Ricardo Guilherme Damas nº22281

Causas de exclusão da culpa

Reparem, se temos pressupostos da responsabilidade civil, faltando um não há

responsabilidade civil.

Estamos a ver a culpa.

Em que é que consiste, as modalidades ou graus, enfim…

Agora, à semelhança do que vimos com a ilicitude, que tem causas de

exclusão, também em relação à culpa há causas de exclusão da culpa.

O erro desculpável

Referi-me à bocado justamente ao erro desculpável sobre os pressupostos da

legítima defesa (art.338º), quando falei da falta de consciência da ilicitude.

Portanto, o erro desculpável não censurável exclui a culpa.

Reparem, a legítima defesa é tratada a respeito da exclusão da ilicitude, mas o

erro sobre os pressupostos da legítima defesa não é uma causa de exclusão

da ilicitude é uma causa de exclusão da culpa.

O medo invencível

No medo invencível também há ilicitude.

O agente agiu ilicitamente mas por um medo superior, invencível.

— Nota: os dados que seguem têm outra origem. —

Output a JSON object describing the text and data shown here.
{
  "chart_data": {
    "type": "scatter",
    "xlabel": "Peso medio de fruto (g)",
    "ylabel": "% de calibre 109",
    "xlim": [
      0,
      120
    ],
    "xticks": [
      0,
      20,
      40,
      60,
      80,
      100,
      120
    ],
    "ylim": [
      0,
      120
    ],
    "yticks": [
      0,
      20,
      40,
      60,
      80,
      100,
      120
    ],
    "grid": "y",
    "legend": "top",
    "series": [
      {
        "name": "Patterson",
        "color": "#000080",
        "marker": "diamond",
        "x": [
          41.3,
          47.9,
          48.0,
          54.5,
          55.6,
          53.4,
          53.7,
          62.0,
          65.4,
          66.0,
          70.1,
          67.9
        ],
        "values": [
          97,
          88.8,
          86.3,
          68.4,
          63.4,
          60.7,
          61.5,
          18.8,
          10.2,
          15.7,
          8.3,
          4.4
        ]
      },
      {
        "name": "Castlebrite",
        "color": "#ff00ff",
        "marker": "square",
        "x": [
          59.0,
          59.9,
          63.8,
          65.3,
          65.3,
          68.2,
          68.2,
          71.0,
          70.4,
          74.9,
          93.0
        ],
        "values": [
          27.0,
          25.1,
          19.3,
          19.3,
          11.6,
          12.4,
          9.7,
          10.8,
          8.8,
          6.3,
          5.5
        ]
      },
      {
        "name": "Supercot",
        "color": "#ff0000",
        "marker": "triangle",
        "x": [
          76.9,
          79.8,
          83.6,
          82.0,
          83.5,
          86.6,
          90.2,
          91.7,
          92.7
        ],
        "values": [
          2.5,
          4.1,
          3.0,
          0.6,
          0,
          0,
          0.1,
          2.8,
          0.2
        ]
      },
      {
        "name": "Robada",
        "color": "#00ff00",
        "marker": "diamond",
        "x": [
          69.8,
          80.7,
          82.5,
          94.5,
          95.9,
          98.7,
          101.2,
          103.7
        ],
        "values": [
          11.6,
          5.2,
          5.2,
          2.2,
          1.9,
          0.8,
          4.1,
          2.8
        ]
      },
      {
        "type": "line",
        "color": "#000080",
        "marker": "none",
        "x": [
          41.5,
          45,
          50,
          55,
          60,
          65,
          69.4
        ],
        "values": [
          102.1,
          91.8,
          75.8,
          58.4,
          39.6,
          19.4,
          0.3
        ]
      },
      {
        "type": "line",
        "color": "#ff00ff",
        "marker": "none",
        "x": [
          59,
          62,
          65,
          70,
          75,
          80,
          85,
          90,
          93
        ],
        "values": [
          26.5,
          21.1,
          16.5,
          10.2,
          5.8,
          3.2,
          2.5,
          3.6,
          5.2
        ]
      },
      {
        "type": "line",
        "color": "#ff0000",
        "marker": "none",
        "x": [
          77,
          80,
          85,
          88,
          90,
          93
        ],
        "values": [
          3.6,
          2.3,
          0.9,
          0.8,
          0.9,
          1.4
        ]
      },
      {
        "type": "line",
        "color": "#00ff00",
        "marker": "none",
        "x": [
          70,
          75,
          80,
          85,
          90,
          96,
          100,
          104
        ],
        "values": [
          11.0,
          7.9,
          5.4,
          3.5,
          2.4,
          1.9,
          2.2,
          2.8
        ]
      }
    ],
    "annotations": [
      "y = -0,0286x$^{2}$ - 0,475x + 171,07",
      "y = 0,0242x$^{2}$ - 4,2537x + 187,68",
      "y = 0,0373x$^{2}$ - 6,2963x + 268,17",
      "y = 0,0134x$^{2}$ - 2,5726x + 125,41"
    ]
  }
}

Ele deveria agir de outra maneira, mas não podia pelo seu medo invencível.

Um bom exemplo é também a legítima defesa, que é o caso do nº2 do art.337º.

2. O acto considera-se igualmente justificado, ainda que haja excesso de legítima

defesa, se o excesso for devido a perturbação ou medo não culposo do agente.

O agente que é agredido, naturalmente receia o pior…

Nós sabemos que há determinados requisitos para que se haja em legítima

defesa, portanto, não deve de haver excesso de legítima defesa, senão há

ilicitude, não há causa de exclusão de legítima defesa.

Notem que se diz no nº1 “…e o prejuízo causado pelo acto não seja manifestamente

superior ao que pode resultar da agressão”, se o for há excesso de legítima

defesa, logo, não há legítima defesa, logo não há exclusão da ilicitude.

Mas se a pessoa teve excesso de legítima defesa por um medo invencível não

culposo, não censurável em que se encontrava, então, não há culpa, exclui-se

a culpa.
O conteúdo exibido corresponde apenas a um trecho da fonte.